In der jüngeren Geschichte der katholischen Kirche in Thüringen gab es zwei tiefe Einschnitte: das Kriegsende 1945 mit seinen dramatischen Auswirkungen (es sei nur an die Flucht und Ausweisung von Millionen Deutschen aus dem Osten erinnert, darunter viele Katholiken) und die „friedliche Revolution“ 1989/90. Drei politische Systeme haben die Älteren im Osten Deutschlands erlebt: den Nationalsozialismus, den DDR-Staat und nun den demokratisch-freiheitlichen Rechtsstaat Bundesrepublik Deutschland. Im Gefolge dieses raschen Wechsels gab es radikale Veränderungen im Leben der Menschen – und auch in unserem kirchlichen Leben. Die DDR- Jahrzehnte brachten mancherlei Bedrängnisse und Verfolgungen, aber eben nach dem politischen Umbruch auch eine Zeit des Aufatmens und neuer Hoffnungen. Derzeit freilich scheinen sich eher allgemeine Unzufriedenheit und diffuse Ängste im Osten auszubreiten, deren Gründe unterschiedliche Ursachen haben.

Ich schaue kurz zurück: Wie hat sich die Kirche auf die mit der „friedlichen Revolution“ gegebenen neuen gesellschaftlichen und auch kirchlichen Gegebenheiten eingestellt?
Zunächst einmal dadurch, dass wir als gläubige Christen, die wir lange um die Einheit unseres Volkes und die Freiheit der Kirche gebetet hatten, die grundlegend veränderte Situation positiv annahmen. Aber das geschah auch mit einer gewissen Nüchternheit und im Wissen, das nicht alles, was vom „Westen“ kommt, „Gold“ ist.

Meine Sorge als Bischof galt dem Bemühen, unser kirchliches Leben mit seinen verschiedenen Aufgabenbereichen nun auch unter den Bedingungen einer offenen, freiheitlichen Gesellschaft zu sichern und möglichst kontinuierlich fortzuführen, ohne irgendwelchen Illusionen nachzujagen!
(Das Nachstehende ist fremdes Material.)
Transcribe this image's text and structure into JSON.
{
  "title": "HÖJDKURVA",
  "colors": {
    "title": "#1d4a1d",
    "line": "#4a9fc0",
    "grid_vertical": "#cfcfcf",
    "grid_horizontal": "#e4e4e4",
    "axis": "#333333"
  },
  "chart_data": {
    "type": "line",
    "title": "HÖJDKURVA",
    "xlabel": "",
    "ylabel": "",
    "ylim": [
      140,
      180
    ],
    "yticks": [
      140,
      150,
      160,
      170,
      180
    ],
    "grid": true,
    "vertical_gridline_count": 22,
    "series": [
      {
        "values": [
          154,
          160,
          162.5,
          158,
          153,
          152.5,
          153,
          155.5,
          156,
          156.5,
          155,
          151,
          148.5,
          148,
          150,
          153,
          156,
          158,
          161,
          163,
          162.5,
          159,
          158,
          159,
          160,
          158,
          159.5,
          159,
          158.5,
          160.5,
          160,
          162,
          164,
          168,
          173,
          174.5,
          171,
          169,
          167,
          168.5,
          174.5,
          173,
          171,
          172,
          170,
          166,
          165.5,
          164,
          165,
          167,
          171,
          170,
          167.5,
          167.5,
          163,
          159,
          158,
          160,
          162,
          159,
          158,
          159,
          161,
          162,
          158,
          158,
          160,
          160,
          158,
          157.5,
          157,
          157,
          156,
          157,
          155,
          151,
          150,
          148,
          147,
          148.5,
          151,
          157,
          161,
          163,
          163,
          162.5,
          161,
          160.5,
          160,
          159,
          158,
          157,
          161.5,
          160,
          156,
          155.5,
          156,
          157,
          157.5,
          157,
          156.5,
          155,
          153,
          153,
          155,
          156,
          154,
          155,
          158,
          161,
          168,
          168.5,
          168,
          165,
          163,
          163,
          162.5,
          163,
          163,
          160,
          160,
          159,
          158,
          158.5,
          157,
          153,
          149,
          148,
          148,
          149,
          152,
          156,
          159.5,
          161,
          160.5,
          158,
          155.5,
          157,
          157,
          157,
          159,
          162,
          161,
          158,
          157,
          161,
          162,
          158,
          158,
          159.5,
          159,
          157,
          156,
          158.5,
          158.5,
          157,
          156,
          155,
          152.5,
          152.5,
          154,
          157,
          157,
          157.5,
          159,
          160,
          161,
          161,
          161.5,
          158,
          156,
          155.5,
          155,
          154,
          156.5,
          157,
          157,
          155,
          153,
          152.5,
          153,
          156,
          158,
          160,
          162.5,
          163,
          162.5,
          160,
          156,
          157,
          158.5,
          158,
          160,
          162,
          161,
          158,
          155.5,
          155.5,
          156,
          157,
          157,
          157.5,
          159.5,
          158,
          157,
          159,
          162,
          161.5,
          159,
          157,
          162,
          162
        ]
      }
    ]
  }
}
Viel Neues war zu verkraften, ungewohnte Aufgaben und Gegebenheiten, die uns in Thüringen sehr befremdlich vorkamen: Seelsorge in Kasernen, in Gefängnissen, bei der Polizei, Religionsunterricht an öffentlichen Schulen, über Finanzämter eingezogene Kirchensteuer, ungewohnte Präsenz in Zeitungen, Rundfunk und Fernsehen, Einladungen zur Mitarbeit in der säkularen Bildungslandschaft und manches andere mehr. Wir taten uns mit manchen dieser neuen Arbeitsfelder anfangs schwer, z.B. uns mit der „staatlichen“ Schule anzufreunden.

So gab es nach einer gewissen Anfangseuphorie bald auch Ernüchterung und vor allem die besorgte Frage, ob wir angesichts so vieler Umwälzungen in der Gesellschaft als Kirche in Mitteldeutschland und für Mitteldeutschland überhaupt bestehen konnten. Ich denke etwa konkret an die bald einsetzende massenhafte Abwanderung vieler Menschen, auch aus unseren Gemeinden. Sie waren ja angesichts des Zusammenbruchs vieler VEB-Betriebe oftmals gezwungen, im Westen Arbeit zu suchen.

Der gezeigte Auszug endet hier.